Hanya saja, kata Tomo, krisis minyak goreng tetap berlangsung diseluruh tanah air. Selain itu juga memicu krisis pangan, sosial, lingkungan yang diakibatkan perubahan pola hidup petani.
“Krisis minyak goreng hanya ditutup dengan subsidi. Pemerintah bukannya mengeluarkan kebijaksanaan yang mampu menekan pihak perusahaan agar lebih mengutamakan kebutuhan masyarakat, tapi sebaliknya,” kata Tomo, kepada Pontianak Post, kemarin.
Kata Tomo, bukti nyata bahwa perusahaan perkebunan hanya mementingkan keuntungan semata adalah pemberlakuan sistem otoriter dan feodal.
“Buruh acap kali dieksploitasi tenaga dalam penanaman, pemeliharaan, penuaian sampai proses pengolahan. Ini sistem produksi yang melahirkan penindasan baru,” kata Tomo mengkritik. Proses pengembangan di salah satu perkebunan, kata Tomo, telah terjadi perampasan tanaman produktif masyarakat. Bahkan, katanya, semua pembukaan perkebunan baru.
“Penggusuran perkuburan, perusakan hutan masyarakat dan hutan yang telah ditetapkan sebagai hutan lindung oleh negara. Bagi buruh dan petani plasma hanya memperoleh upah murah, kesejahteraan buruh tidak ada, diskriminatif terhadap buruh perempuan, monopoli pekerja di bawah umur terjadi,” katanya miris.
Semua itu, kata dia, tak ada tindakan tegas pemerintah bersama para penegak hukum. Sebaliknya, kata Tomo, jika masyarakat tani dan buruh menuntut haknya maka pemerintah dan penegak hukum dengan sigap menghajar, menangkap bahkan tak segan-segan menghabiskan nyawa masyarakat sendiri demi kepentingan yang berlindung dibalik hukum.
“Sia-sia menyerahkan kekayaan bumi dan isinya kepada investor yang telah menciptakan multikrisis di Indonesia. Sementara masyarakat tani, buruh dan masyarakat hidup dalam serba kekurangan,” ujar Tomo.
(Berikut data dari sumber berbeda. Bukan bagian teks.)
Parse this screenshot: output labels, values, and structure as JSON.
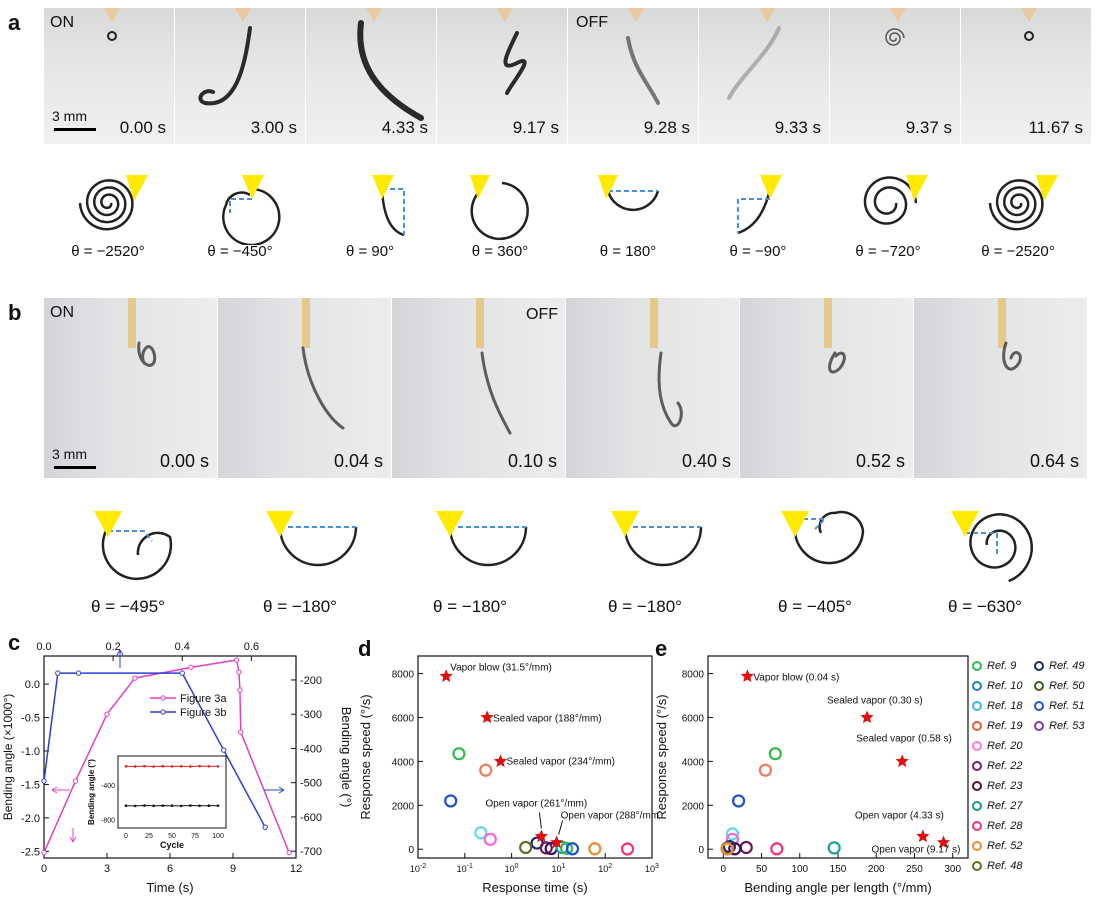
{
  "panel_a": {
    "letter": "a",
    "on_label": "ON",
    "off_label": "OFF",
    "scale_label": "3 mm",
    "times": [
      "0.00 s",
      "3.00 s",
      "4.33 s",
      "9.17 s",
      "9.28 s",
      "9.33 s",
      "9.37 s",
      "11.67 s"
    ],
    "thetas": [
      "θ = −2520°",
      "θ = −450°",
      "θ = 90°",
      "θ = 360°",
      "θ = 180°",
      "θ = −90°",
      "θ = −720°",
      "θ = −2520°"
    ]
  },
  "panel_b": {
    "letter": "b",
    "on_label": "ON",
    "off_label": "OFF",
    "scale_label": "3 mm",
    "times": [
      "0.00 s",
      "0.04 s",
      "0.10 s",
      "0.40 s",
      "0.52 s",
      "0.64 s"
    ],
    "thetas": [
      "θ = −495°",
      "θ = −180°",
      "θ = −180°",
      "θ = −180°",
      "θ = −405°",
      "θ = −630°"
    ]
  },
  "colors": {
    "magenta": "#e040c8",
    "blue": "#2a3fd6",
    "star": "#e01010",
    "sketch_yellow": "#ffea00",
    "dash": "#4a90d9"
  },
  "chart_data": [
    {
      "panel": "c",
      "type": "line",
      "xlabel": "Time (s)",
      "ylabel": "Bending angle (×1000°)",
      "y2label": "Bending angle (°)",
      "x_ticks": [
        "0",
        "3",
        "6",
        "9",
        "12"
      ],
      "x2_ticks": [
        "0.0",
        "0.2",
        "0.4",
        "0.6"
      ],
      "y_ticks": [
        "0.0",
        "-0.5",
        "-1.0",
        "-1.5",
        "-2.0",
        "-2.5"
      ],
      "y2_ticks": [
        "-200",
        "-300",
        "-400",
        "-500",
        "-600",
        "-700"
      ],
      "series": [
        {
          "name": "Figure 3a",
          "x": [
            0,
            1.5,
            3,
            4.33,
            7,
            9.17,
            9.28,
            9.33,
            9.37,
            11.67
          ],
          "y": [
            -2.52,
            -1.45,
            -0.45,
            0.09,
            0.25,
            0.36,
            0.18,
            -0.09,
            -0.72,
            -2.52
          ]
        },
        {
          "name": "Figure 3b",
          "x": [
            0,
            0.04,
            0.1,
            0.4,
            0.52,
            0.64
          ],
          "y": [
            -495,
            -180,
            -180,
            -180,
            -405,
            -630
          ]
        }
      ],
      "inset": {
        "xlabel": "Cycle",
        "ylabel": "Bending angle (°)",
        "x_ticks": [
          "0",
          "25",
          "50",
          "75",
          "100"
        ],
        "y_ticks": [
          "-400",
          "-800"
        ],
        "upper": [
          -180,
          -182,
          -178,
          -183,
          -179,
          -181,
          -180,
          -182,
          -178,
          -180,
          -181
        ],
        "lower": [
          -640,
          -642,
          -638,
          -641,
          -639,
          -640,
          -642,
          -638,
          -641,
          -640,
          -639
        ]
      }
    },
    {
      "panel": "d",
      "type": "scatter",
      "xlabel": "Response time (s)",
      "ylabel": "Response speed (°/s)",
      "xscale": "log",
      "x_ticks": [
        "10-2",
        "10-1",
        "100",
        "101",
        "102",
        "103"
      ],
      "y_ticks": [
        "0",
        "2000",
        "4000",
        "6000",
        "8000"
      ],
      "ylim": [
        -400,
        8800
      ],
      "stars": [
        {
          "label": "Vapor blow (31.5°/mm)",
          "x": 0.04,
          "y": 7875
        },
        {
          "label": "Sealed vapor (188°/mm)",
          "x": 0.3,
          "y": 6000
        },
        {
          "label": "Sealed vapor (234°/mm)",
          "x": 0.58,
          "y": 4000
        },
        {
          "label": "Open vapor (261°/mm)",
          "x": 4.33,
          "y": 581
        },
        {
          "label": "Open vapor (288°/mm)",
          "x": 9.17,
          "y": 305
        }
      ],
      "circles": [
        {
          "x": 0.075,
          "y": 4350,
          "color": "#2ebd4a"
        },
        {
          "x": 0.28,
          "y": 3600,
          "color": "#f07a5a"
        },
        {
          "x": 0.05,
          "y": 2200,
          "color": "#1f4fd0"
        },
        {
          "x": 0.22,
          "y": 750,
          "color": "#5fd8f0"
        },
        {
          "x": 0.35,
          "y": 450,
          "color": "#ff66d9"
        },
        {
          "x": 3.5,
          "y": 280,
          "color": "#1b2a7a"
        },
        {
          "x": 2.0,
          "y": 80,
          "color": "#6b6b20"
        },
        {
          "x": 5.5,
          "y": 60,
          "color": "#6a1a4f"
        },
        {
          "x": 7.0,
          "y": 30,
          "color": "#401060"
        },
        {
          "x": 12,
          "y": 80,
          "color": "#1aa0a0"
        },
        {
          "x": 15,
          "y": 40,
          "color": "#2ebd4a"
        },
        {
          "x": 20,
          "y": 20,
          "color": "#1f4fd0"
        },
        {
          "x": 60,
          "y": 20,
          "color": "#f08a30"
        },
        {
          "x": 300,
          "y": 10,
          "color": "#ff2d7a"
        }
      ]
    },
    {
      "panel": "e",
      "type": "scatter",
      "xlabel": "Bending angle per length (°/mm)",
      "ylabel": "Response speed (°/s)",
      "x_ticks": [
        "0",
        "50",
        "100",
        "150",
        "200",
        "250",
        "300"
      ],
      "y_ticks": [
        "0",
        "2000",
        "4000",
        "6000",
        "8000"
      ],
      "xlim": [
        -20,
        320
      ],
      "ylim": [
        -400,
        8800
      ],
      "stars": [
        {
          "label": "Vapor blow (0.04 s)",
          "x": 31.5,
          "y": 7875
        },
        {
          "label": "Sealed vapor (0.30 s)",
          "x": 188,
          "y": 6000
        },
        {
          "label": "Sealed vapor (0.58 s)",
          "x": 234,
          "y": 4000
        },
        {
          "label": "Open vapor (4.33 s)",
          "x": 261,
          "y": 581
        },
        {
          "label": "Open vapor (9.17 s)",
          "x": 288,
          "y": 305
        }
      ],
      "circles": [
        {
          "x": 68,
          "y": 4350,
          "color": "#2ebd4a"
        },
        {
          "x": 55,
          "y": 3600,
          "color": "#f07a5a"
        },
        {
          "x": 20,
          "y": 2200,
          "color": "#1f4fd0"
        },
        {
          "x": 12,
          "y": 700,
          "color": "#5fd8f0"
        },
        {
          "x": 12,
          "y": 450,
          "color": "#ff66d9"
        },
        {
          "x": 8,
          "y": 120,
          "color": "#1b2a7a"
        },
        {
          "x": 5,
          "y": 50,
          "color": "#6b6b20"
        },
        {
          "x": 30,
          "y": 80,
          "color": "#6a1a4f"
        },
        {
          "x": 15,
          "y": 20,
          "color": "#401060"
        },
        {
          "x": 145,
          "y": 60,
          "color": "#1aa0a0"
        },
        {
          "x": 70,
          "y": 20,
          "color": "#ff2d7a"
        },
        {
          "x": 5,
          "y": 10,
          "color": "#f08a30"
        }
      ]
    }
  ],
  "legend": [
    {
      "label": "Ref. 9",
      "color": "#2ebd4a"
    },
    {
      "label": "Ref. 10",
      "color": "#1f7fc0"
    },
    {
      "label": "Ref. 18",
      "color": "#3fb8e8"
    },
    {
      "label": "Ref. 19",
      "color": "#f05a30"
    },
    {
      "label": "Ref. 20",
      "color": "#ff77e0"
    },
    {
      "label": "Ref. 22",
      "color": "#7a1a6a"
    },
    {
      "label": "Ref. 23",
      "color": "#5a1030"
    },
    {
      "label": "Ref. 27",
      "color": "#1a9a8a"
    },
    {
      "label": "Ref. 28",
      "color": "#ff2d7a"
    },
    {
      "label": "Ref. 52",
      "color": "#f08a30"
    },
    {
      "label": "Ref. 48",
      "color": "#6b6b20"
    },
    {
      "label": "Ref. 49",
      "color": "#1b2a5a"
    },
    {
      "label": "Ref. 50",
      "color": "#3a5a20"
    },
    {
      "label": "Ref. 51",
      "color": "#2a4fd0"
    },
    {
      "label": "Ref. 53",
      "color": "#7a3aa0"
    }
  ],
  "panel_c_letter": "c",
  "panel_d_letter": "d",
  "panel_e_letter": "e"
}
Diakui Tomo, harga crude palm oil (CPO) di pasar dunia membuat para investor berlomba-lomba menanam sawit. Fenomena ini disebut, kata dia, sebagai peluang sangat besar bagi Pemerintah Indonesia mewujudkan negara penanam sawit terbesar di dunia, dengan target lahan 20 juta hektar pada tahun 2020. “Ini juga peluang emas bagi investasi perkebunan sawit yang telah menjarah hutan, tanah produktif masyarakat seluas delapan juta hektar di seluruh Indonesia,” kata Tomo. (zrf)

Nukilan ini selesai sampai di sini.